Far from the soapbox, humor helps Riklis establish the shared humanity of individuals caught in absurd predicaments across cultural and national divides. In a particularly wry one-two punch, empty desks in both Jerusalem and Damascus hint that the region's citizens may have more in common than they may imagine. From an article in the Israeli daily Ha'Aretz, Riklis learned that an influential columnist for the Egyptian daily Al-Ahram plugged The Syrian Bride as a must-see. Riklis notes, "This film opened my eyes to what can be different."
The Syrian Bride rides a wave of Israeli films that are winning hearts, minds and revenue streams in international markets previously tough to crack for the country's filmmakers. Gidi Dar's Ushpizin, Joseph Cedar's Campfire and Eytan Fox's Walk on Water are among other Sabra titles to snag U.S. distribution in recent months.
Though each film plies its distinct vision, what justifies trendspotters who detect a common thread and has fans going is that allegory is in and literal didacticism is out in the era of Intifada II. The drama is the message, and it translates beautifully in all languages.
It also hasn't hurt that the Israeli Film Fund has plumped its coffers in recent years. Still, no one can accuse Israeli producers of being spoiled. The 10 or so most prolific players regularly scramble to supplement the Fund's typically $500,000 - $900,000 disbursements to round out their budgets by a remaining third. Hence The Syrian Bride's film's German and French dowry, in addition to its Israeli Film Fund shekels.
For all the excitement rollicking the Israeli film industry, Riklis laments that his colleagues have yet to come together in a collaborative movement similar to the U.S. directors of the 70s.
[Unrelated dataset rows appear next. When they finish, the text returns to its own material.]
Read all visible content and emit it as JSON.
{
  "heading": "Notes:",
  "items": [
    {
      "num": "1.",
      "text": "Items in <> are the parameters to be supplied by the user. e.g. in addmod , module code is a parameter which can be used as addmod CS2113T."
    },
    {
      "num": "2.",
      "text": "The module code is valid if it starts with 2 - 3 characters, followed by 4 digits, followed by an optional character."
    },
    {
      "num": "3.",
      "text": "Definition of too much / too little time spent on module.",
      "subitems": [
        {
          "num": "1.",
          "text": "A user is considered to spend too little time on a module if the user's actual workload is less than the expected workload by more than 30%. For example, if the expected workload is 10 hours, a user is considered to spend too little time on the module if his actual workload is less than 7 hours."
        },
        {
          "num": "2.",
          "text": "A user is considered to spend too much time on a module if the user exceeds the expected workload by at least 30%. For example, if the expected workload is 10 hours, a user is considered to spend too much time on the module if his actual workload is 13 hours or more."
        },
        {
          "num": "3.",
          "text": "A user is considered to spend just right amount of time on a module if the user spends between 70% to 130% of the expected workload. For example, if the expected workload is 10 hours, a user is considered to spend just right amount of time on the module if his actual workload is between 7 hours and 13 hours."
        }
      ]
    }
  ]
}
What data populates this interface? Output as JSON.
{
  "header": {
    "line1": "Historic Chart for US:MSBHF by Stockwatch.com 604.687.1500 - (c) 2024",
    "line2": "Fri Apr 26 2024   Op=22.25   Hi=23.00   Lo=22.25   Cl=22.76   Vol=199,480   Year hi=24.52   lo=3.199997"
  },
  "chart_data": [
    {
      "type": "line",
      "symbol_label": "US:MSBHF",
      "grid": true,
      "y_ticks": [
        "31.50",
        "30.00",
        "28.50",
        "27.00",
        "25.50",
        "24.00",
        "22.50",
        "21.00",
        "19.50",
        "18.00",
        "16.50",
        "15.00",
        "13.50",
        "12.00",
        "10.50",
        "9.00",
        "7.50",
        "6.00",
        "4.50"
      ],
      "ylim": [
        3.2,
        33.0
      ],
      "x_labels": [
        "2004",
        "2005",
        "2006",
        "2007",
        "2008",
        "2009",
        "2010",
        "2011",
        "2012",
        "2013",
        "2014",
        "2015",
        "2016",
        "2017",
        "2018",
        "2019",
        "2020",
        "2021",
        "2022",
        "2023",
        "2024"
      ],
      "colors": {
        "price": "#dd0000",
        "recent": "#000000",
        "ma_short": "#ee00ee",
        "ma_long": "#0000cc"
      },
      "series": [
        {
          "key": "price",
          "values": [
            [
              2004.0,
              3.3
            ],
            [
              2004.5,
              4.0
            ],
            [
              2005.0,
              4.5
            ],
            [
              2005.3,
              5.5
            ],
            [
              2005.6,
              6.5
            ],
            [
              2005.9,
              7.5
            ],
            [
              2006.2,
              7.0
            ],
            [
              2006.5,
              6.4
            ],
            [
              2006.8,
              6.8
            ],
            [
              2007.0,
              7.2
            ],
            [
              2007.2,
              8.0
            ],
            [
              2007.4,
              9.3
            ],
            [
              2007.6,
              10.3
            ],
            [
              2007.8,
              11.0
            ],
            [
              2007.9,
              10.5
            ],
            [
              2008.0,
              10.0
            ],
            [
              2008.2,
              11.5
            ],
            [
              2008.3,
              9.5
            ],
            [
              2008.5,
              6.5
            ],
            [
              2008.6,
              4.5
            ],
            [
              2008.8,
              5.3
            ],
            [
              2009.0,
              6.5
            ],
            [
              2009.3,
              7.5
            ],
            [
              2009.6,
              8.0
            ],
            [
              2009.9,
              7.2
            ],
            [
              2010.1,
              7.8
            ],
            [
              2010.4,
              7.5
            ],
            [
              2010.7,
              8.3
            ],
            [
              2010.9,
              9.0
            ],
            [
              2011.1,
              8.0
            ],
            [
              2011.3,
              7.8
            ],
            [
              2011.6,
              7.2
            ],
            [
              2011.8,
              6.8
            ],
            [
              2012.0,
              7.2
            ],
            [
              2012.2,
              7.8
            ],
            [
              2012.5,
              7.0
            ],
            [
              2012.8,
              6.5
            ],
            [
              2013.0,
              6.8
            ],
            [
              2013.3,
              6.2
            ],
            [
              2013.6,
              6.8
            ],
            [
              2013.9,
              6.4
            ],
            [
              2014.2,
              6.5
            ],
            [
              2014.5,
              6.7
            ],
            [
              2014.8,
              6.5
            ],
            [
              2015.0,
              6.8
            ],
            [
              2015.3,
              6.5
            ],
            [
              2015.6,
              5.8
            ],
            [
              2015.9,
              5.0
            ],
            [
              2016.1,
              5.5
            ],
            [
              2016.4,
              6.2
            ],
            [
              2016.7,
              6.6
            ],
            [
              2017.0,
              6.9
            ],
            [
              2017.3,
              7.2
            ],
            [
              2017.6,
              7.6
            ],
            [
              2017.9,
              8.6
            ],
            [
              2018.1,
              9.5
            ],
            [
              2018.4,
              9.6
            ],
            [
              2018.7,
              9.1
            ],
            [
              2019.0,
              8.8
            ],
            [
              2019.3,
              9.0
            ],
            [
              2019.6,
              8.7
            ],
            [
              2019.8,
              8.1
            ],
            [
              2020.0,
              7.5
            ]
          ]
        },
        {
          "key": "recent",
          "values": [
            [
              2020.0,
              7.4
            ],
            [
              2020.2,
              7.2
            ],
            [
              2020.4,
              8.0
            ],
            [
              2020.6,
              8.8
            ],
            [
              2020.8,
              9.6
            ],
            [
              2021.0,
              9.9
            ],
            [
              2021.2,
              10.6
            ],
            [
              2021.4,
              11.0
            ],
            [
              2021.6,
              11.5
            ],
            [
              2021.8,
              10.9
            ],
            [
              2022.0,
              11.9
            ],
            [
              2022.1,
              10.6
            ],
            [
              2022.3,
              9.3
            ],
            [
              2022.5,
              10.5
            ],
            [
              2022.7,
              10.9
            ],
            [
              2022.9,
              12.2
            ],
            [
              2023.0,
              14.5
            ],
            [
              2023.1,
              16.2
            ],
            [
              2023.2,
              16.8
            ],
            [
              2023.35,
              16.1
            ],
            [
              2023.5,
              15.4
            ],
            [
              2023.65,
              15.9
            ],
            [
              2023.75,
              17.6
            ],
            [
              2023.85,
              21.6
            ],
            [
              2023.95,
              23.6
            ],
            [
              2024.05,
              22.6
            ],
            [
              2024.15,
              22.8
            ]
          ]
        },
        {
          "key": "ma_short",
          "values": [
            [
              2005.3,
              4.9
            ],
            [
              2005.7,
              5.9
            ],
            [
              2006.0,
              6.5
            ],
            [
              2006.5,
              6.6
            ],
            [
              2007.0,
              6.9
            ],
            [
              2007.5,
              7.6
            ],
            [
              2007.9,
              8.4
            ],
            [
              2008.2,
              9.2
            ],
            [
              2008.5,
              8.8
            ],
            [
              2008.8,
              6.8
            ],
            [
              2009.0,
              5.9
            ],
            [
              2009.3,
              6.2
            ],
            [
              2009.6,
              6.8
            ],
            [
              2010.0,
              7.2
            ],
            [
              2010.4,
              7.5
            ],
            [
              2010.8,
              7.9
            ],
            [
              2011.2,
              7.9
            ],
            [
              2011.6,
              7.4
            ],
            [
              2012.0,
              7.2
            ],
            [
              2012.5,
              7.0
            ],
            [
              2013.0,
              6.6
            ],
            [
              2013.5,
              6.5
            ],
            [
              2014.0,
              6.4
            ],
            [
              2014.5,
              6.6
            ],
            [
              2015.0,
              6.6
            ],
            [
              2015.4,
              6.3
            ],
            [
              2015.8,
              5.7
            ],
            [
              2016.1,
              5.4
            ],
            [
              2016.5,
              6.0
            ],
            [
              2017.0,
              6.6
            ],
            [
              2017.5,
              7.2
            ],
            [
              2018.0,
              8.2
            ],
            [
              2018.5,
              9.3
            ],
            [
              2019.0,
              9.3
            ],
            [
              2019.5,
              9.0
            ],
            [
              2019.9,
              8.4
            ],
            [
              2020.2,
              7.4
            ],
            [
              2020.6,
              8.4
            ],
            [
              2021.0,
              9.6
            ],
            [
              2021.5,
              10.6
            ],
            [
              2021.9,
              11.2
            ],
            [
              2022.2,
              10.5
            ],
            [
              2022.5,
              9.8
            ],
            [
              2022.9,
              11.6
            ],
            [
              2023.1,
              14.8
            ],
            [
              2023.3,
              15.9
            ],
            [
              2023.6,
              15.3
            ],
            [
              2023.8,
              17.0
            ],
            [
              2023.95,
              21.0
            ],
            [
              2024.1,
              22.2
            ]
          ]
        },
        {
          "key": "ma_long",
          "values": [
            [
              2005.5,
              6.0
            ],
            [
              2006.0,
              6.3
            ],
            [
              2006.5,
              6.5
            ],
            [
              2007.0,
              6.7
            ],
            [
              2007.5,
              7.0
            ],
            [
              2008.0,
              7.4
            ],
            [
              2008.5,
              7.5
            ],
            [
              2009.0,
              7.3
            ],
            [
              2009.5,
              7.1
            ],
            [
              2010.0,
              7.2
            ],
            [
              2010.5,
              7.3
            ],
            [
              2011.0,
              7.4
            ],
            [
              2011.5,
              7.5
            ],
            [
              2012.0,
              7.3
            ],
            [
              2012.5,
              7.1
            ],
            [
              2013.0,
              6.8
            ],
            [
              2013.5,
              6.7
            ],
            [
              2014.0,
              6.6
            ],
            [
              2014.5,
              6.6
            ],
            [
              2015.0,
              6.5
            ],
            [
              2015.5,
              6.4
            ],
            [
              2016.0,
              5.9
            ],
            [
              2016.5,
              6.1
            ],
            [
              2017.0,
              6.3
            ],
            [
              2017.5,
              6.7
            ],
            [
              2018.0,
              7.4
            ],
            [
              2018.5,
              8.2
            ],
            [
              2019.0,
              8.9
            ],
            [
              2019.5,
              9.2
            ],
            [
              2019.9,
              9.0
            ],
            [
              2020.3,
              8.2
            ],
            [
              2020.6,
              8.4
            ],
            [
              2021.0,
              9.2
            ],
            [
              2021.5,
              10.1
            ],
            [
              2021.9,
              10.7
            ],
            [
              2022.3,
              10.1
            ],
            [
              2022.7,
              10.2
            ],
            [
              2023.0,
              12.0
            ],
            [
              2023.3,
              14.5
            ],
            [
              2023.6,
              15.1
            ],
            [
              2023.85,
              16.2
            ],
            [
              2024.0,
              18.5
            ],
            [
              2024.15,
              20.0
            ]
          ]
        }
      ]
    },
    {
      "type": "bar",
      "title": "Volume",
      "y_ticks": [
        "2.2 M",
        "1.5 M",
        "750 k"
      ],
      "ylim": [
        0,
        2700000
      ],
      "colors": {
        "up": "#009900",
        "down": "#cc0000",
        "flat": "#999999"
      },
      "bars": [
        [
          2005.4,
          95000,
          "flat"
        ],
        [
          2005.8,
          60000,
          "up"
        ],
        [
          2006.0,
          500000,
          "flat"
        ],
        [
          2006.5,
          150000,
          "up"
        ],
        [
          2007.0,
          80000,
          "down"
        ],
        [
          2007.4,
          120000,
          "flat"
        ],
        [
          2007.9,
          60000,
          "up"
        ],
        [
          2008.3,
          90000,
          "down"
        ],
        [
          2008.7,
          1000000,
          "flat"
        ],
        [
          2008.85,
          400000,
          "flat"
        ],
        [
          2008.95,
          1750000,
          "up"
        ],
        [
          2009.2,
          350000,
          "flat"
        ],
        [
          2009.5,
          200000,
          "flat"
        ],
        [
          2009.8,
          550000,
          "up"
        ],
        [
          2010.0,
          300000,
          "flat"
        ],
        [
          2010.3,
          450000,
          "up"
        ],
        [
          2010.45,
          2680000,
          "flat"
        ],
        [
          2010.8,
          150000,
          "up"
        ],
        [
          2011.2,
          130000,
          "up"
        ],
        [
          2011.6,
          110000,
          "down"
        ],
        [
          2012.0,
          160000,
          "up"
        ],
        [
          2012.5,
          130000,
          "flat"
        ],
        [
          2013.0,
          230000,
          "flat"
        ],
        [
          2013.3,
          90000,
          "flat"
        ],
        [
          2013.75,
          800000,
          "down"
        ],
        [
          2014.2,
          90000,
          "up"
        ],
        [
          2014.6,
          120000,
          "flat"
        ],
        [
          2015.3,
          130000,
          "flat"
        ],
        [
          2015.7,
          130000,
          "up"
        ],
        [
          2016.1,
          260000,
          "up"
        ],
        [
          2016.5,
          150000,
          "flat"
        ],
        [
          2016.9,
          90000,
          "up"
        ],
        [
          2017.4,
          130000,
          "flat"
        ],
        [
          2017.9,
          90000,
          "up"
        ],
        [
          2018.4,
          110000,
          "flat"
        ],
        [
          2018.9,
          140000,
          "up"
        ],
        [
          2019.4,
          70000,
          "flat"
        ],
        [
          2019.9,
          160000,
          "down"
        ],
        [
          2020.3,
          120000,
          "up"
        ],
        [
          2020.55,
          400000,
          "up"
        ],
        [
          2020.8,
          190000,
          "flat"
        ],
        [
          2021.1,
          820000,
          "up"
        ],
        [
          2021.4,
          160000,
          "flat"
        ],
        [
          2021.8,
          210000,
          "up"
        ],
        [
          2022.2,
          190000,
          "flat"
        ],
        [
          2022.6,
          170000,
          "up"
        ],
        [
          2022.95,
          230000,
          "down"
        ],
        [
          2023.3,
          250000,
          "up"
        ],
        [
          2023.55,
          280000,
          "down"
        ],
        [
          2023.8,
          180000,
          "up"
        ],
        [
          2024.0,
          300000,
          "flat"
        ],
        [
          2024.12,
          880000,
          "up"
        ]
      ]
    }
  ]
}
He says, "Like the characters in The Syrian Bride, we need a little revolution in mentality." According to Riklis, who began his career 30 years ago directing commercials, the biggest barrier to overcome is jealous competition amid scarcity.
Increasingly, the Tel Aviv resident identifies himself as a European director. "I don't feel any different from a director who wakes up in Norway and says, 'Okay, I gotta make a film now. There's not enough money in Norway, so I have to look for money in Spain, Italy or France and I can do it.' Obviously, for Israelis, it has been more difficult because we...can't just hop on a train. Politically speaking, it was always difficult. But I think it's changing."
For his next projects--a Palestinian-Israeli dark comedy called The Lemon Tree and a political thriller set in Bolivia, CochabamBa--he'll continue to see the world as his oyster. With more beauts like The Syrian Bride to look forward to, here's hoping it'll cough up the pearls.
In the interim, Riklis is happy to have a cross-cultural film that is "the flavor of the year for the Israeli Foreign Ministry." To top that, he'd have to vault some borders himself. "My biggest dream is the have an opening night in Damascus," he grins.